Work with items in an Exploration View

You can manipulate the way rows and columns appear in an Exploration View for more effective comparison.

You can do this by

Exploration is a process in which you explore the relationships between items to help understand your business. The Exploration View helps you discover whether the value of one item is associated with that of another.

Comparisons are key elements of nearly every exploration. The following table shows examples of different types of comparisons.
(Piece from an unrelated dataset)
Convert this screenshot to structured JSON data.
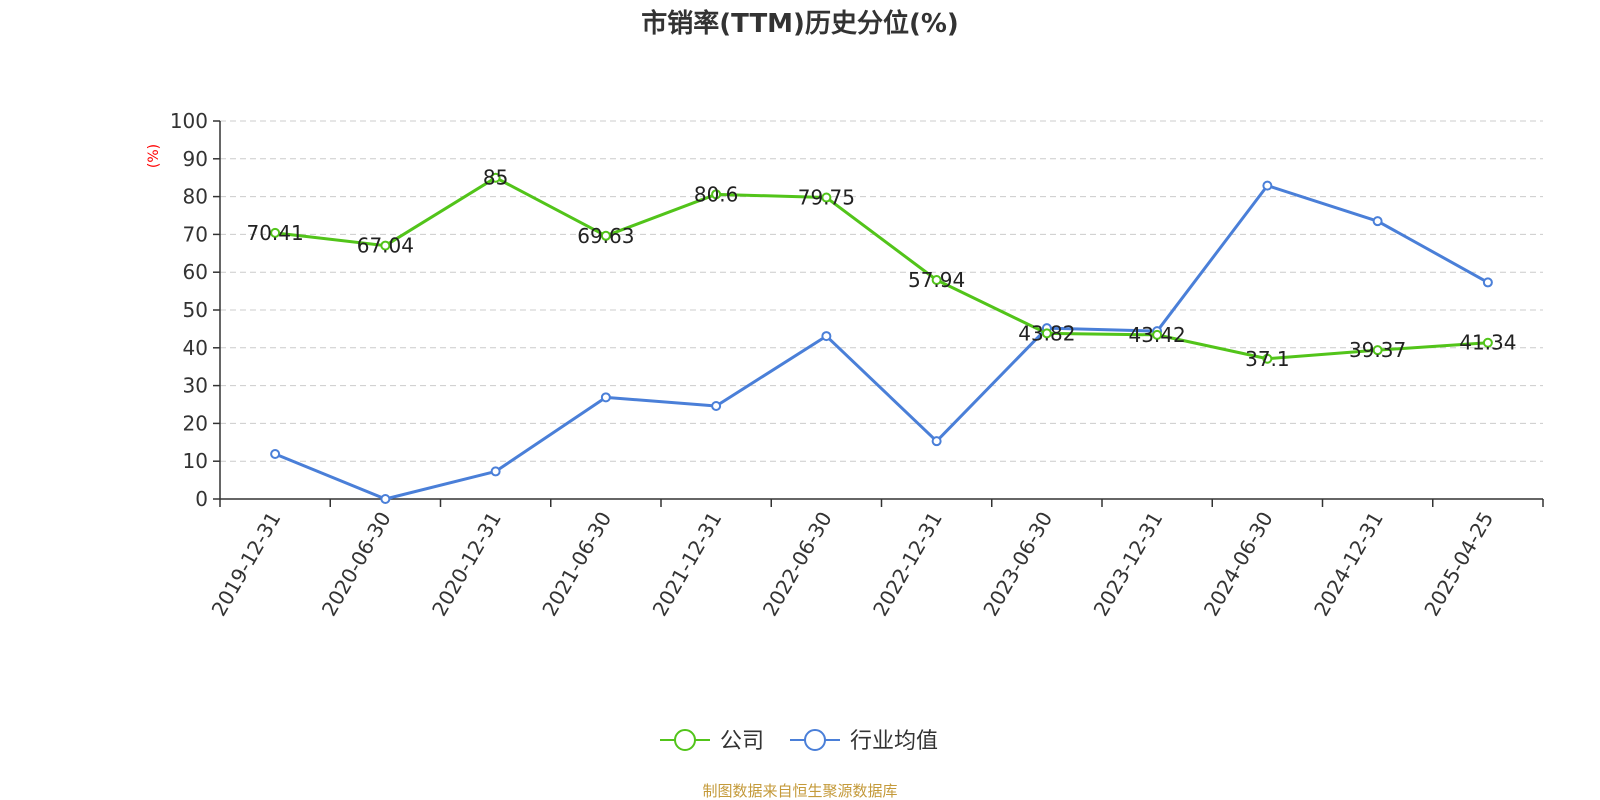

Table 1. Examples of comparisons
Comparison Example
Simple comparison Tents versus sleeping bags
Multiple comparison Tents versus golf clubs, tees, and golf balls
Multidimensional comparison Products versus territories, this year-to-date versus last year-to-date
Mixed comparison Tents versus similar camping products, this year versus last year, and the last quarter versus last year
Summaries of measures at different levels Tents as a share of camping products, as a share of European sales

Explorations and relational sources

Explorations can be used to transform relational sources into an Exploration View that allows dimensional style layout. Filters for relational explorations are, however, detail filters as opposed to dimensional. If dimensional style layout and filtering are common requirements, we recommend that you create a DMR model for this data source to simplify report creation.

Explorations and dimensional sources

We recommend that you use explorations for dimensional sources. Even if the report has a simple layout with no nesting and measures as columns, the query supports precise filtering if created as an Exploration View.